SHALL the Eye of the Universe suffer from ophthalmia? Shall the orb of celestial fire in the incorruptible heavens type of purity and perfection—noblest symbol of God—be stained and blackened with impurities? Such were the questions indignantly asked when it began to be whispered about that there are spots of darkness on the face of the sun.
Yet again what was thought impious and impossible proved true: and again it was demonstrated that the cherished opinions of thousands of years were not only erroneous, but were in flat contradiction to the truth. Not only were spots, which it was thought profane even to suspect, shown to be realities, but they have turned out to be the principal means of letting us into a knowledge—such knowledge as we have—of the solar constitution.
It is now upward of 250 years since the invention of the spy-glass led to the revelation of the solar spots, which has been variously attributed to Fabricius, Galileo, and Scheiner, the Jesuit astronomer. It is said of Scheiner, and it well illustrates the spirit of his age, that he dared not publish his discovery, and at first confided it to only a few of his most intimate pupils. After repeated observations that removed all doubt as to their existence, he consulted the provincial father of his order, who refused to believe in any thing of the kind; "For," said he, "has not Aristotle said that the sun is all over shining with light? I have several times," he sagely observed, "read my Aristotle all through from beginning to end, and I can assure you that he mentions not a syllable about it. Go, my son, make yourself easy, and take it for certain that what you suppose to be spots on the sun, are nothing but specks in your eyes or flaws in your glasses." Scheiner obeyed, admitting that his eyes must be in the wrong, and Aristotle in the right, for he lived in an age of credulous faith and blind authority. A doubting pupil of his, however, wrote to Galileo, who replied: "Scheiner's eyes are as good as need be; I have myself watched those spots for some time past."

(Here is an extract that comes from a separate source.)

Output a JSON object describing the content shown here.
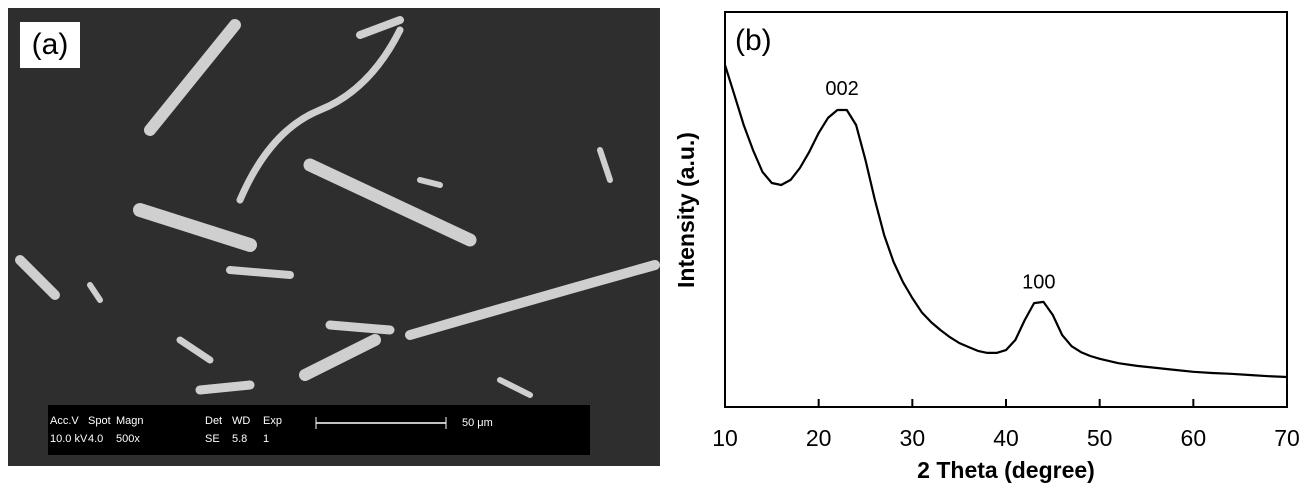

Scheiner at first considered these dark specks to be minute planets travelling round the sun close to his surface, but Galileo more shrewdly concluded that they were part of the sun itself, perhaps floating scum or scoria, and he saw their importance in astronomy. For not only do they prove the revolution of the sun on its axis, but they afford the only means of ascertaining the time of that revolution, the position of the solar axis and its inclination to the earth's orbit. Galileo therefore watched the spots with an interest and assiduity so great that it finally cost him his eyesight.